There are no known records of a wind-tunnel model ever being made, but the experimental fighter was part of a series of projects designed with the object of developing new and unproven aerodynamic theories.
The Me P1109 was, without doubt, one of the most bizarre aircraft designs ever created.
2. The Blohm und Voss P 202 was the first of its kind, as far as we know
The Blohm und Voss P202 was another early concept for a scissor winged aircraft. Designed in 1942 before the Me P1109, it was the first aircraft known to incorporate the scissor wing concept.
Designed by Richard Vogt, the aircraft's main wing could be swept up to 35 degrees during high-speed flight. The concept aircraft had a wingspan of around 39.4 feet (12 meters) unswept, and 32.8 feet (10 meters) when fully swept.
The P202 came was designed with a long undercarriage that could, theoretically, also be retracted into the wing, with a third retractable nose wheel also present. This amazing aircraft would have been powered by two turbojets that were slung under the fuselage.

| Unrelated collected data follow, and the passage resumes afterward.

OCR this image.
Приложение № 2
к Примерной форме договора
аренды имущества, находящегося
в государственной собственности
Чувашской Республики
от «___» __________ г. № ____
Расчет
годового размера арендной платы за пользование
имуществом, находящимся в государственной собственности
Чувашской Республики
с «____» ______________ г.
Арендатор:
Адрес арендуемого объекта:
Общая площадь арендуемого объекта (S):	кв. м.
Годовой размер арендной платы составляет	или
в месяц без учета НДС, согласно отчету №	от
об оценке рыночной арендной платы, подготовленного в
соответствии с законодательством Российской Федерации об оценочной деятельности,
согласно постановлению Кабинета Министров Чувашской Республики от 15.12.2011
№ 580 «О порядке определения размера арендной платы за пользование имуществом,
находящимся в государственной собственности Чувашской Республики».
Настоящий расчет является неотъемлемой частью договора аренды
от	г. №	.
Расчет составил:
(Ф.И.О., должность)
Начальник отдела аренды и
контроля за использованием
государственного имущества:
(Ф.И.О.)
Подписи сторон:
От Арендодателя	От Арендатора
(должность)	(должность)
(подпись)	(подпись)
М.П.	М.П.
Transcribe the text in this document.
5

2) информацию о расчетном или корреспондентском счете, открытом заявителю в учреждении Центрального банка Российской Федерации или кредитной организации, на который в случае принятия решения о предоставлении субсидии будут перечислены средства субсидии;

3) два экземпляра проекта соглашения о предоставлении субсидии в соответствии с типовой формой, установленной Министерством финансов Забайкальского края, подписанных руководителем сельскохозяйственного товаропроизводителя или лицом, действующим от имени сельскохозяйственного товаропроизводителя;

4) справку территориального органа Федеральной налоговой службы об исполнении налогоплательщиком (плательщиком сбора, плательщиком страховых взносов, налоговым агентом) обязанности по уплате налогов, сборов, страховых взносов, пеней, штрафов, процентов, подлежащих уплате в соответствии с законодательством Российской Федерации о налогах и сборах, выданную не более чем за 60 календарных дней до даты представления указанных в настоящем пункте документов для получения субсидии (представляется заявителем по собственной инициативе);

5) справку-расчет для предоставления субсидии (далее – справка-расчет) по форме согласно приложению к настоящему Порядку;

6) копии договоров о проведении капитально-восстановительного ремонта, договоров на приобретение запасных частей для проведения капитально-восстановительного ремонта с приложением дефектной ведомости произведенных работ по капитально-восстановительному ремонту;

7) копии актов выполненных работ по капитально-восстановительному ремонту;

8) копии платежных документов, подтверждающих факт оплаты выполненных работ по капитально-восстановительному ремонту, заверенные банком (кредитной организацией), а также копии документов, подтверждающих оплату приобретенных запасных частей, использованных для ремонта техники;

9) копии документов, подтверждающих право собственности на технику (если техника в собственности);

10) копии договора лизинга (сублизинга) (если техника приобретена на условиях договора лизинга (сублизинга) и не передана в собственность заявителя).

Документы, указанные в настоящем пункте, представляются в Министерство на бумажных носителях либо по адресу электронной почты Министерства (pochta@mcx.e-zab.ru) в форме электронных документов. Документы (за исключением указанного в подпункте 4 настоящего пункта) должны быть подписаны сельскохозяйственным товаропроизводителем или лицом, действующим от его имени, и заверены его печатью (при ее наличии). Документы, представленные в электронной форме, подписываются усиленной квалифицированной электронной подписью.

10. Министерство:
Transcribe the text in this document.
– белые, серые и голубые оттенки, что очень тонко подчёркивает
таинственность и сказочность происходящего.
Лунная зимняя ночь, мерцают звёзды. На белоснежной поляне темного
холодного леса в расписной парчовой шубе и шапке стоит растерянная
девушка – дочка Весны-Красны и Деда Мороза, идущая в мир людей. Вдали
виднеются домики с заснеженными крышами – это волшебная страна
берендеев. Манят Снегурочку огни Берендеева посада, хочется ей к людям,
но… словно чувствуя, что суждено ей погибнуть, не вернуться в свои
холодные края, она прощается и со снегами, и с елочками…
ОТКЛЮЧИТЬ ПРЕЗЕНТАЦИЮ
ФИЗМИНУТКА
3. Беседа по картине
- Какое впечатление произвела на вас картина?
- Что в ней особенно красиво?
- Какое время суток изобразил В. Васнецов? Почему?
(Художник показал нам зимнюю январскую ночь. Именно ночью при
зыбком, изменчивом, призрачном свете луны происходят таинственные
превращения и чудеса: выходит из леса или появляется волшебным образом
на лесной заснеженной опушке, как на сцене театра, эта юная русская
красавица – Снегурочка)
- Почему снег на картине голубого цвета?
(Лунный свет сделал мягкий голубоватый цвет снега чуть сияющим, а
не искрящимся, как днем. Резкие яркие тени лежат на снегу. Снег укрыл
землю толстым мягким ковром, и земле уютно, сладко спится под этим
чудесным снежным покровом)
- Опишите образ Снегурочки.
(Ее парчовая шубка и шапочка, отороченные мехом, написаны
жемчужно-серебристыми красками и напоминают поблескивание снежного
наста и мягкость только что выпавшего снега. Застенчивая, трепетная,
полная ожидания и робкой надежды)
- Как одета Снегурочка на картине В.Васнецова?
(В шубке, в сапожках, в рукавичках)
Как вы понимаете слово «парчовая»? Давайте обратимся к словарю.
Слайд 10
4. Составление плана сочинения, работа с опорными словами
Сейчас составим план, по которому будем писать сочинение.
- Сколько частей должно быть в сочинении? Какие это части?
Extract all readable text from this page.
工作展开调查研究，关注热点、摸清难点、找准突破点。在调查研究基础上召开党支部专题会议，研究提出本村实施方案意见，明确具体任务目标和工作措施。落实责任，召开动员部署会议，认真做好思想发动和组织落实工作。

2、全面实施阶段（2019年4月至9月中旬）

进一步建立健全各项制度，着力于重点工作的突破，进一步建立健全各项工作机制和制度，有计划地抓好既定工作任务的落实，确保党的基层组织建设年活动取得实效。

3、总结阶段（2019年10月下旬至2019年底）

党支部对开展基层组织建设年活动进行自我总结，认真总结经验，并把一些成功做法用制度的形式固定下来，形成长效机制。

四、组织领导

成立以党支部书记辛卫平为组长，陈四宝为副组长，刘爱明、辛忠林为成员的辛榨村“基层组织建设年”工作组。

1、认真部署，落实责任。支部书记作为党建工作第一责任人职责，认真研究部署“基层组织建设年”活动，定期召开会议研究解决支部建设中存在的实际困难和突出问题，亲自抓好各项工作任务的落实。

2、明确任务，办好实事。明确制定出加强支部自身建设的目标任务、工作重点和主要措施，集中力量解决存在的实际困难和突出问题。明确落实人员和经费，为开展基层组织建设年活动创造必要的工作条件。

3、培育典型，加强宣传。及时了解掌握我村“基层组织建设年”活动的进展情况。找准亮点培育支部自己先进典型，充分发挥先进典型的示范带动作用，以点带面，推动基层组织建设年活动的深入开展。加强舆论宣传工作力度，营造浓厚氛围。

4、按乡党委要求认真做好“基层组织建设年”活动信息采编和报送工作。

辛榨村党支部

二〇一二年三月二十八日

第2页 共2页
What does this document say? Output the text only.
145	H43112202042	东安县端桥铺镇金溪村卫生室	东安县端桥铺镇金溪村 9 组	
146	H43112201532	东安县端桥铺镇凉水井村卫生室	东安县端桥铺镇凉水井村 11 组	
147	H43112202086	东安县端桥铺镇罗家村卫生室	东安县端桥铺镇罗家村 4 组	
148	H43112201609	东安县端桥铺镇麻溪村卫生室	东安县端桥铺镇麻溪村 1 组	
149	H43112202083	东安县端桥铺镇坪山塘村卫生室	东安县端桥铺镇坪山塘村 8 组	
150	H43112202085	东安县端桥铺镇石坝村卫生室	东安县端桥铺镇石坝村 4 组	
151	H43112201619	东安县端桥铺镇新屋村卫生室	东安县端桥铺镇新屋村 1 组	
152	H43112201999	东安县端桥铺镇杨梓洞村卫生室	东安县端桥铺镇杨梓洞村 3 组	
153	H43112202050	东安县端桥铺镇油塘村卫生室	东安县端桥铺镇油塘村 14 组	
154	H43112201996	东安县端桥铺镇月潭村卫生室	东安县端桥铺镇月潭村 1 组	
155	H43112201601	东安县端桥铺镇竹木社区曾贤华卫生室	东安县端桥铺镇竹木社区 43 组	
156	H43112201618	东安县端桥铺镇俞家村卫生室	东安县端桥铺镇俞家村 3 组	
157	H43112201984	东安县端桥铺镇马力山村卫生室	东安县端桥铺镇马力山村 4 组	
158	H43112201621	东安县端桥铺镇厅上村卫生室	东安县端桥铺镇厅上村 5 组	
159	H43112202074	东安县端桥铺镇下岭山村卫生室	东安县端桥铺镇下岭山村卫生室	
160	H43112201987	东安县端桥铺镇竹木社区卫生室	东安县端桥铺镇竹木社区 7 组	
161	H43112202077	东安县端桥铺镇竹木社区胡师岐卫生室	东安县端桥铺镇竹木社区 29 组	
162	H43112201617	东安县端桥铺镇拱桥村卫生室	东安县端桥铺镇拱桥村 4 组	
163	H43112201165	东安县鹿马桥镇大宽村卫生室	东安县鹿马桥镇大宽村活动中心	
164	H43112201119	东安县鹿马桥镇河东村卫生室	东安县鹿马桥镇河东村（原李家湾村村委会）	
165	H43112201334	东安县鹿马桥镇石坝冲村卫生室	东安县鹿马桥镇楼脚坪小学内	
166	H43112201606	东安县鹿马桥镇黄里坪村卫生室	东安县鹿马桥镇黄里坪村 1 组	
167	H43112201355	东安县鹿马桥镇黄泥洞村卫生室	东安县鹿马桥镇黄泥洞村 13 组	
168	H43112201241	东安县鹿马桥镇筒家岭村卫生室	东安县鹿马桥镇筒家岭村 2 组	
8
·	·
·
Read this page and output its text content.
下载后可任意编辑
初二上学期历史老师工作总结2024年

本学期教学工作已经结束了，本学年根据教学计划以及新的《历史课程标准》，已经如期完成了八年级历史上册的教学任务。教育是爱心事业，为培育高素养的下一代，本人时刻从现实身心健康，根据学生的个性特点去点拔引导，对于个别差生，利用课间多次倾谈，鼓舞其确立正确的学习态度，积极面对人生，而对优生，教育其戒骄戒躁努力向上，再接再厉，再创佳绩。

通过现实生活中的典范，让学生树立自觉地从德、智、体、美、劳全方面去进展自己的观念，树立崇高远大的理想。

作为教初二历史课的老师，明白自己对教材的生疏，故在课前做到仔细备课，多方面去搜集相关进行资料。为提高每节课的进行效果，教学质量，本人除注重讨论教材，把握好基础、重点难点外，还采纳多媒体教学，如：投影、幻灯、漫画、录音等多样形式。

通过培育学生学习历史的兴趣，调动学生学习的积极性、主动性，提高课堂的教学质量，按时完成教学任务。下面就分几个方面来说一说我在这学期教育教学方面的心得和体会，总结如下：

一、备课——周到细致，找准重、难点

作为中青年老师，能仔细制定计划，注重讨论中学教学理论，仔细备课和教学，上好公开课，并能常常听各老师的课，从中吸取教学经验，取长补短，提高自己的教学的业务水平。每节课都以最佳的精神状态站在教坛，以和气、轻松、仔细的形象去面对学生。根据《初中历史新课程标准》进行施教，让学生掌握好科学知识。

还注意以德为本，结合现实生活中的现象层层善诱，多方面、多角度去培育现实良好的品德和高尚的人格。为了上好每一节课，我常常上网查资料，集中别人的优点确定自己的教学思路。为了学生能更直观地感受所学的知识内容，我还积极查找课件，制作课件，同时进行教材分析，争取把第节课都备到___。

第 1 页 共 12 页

The plane also would have come equipped with forward-firing cannons mounted in the nose. As far as we know, no test models were ever built or wind tunnel tested.
3. The Sikorsky "X-Wing" is another interesting unconventional aircraft design
While not technically speaking a "scissor wing", the Sikorsky X-Wing was based on a similar concept, except with a bit of a twist (quite literally). A blend of a helicopter and jet, this interesting concept aircraft was proposed as a way to combine the hovering capabilities of the helicopter with the speed potential of fixed-wing aircraft.
The aircraft's X-wing spins during takeoff (like a conventional helicopter), and then progressively slow down and lock into place as the aircraft increases in airspeed.
Development of the aircraft was conducted between 1983 and 1988 as a joint project between NASA, DARPA, and the helicopter manufacturer Sikorsky.
The project was ultimately canceled, with research in the field shifting to focus on tilt rotors on aircraft life the V-22 Osprey.
While ultimately asymmetrical oblique winged aircraft would prove to be a technological dead-end, aircraft like the AD-1 would lay the groundwork for swept winged designs in fast jets that common today.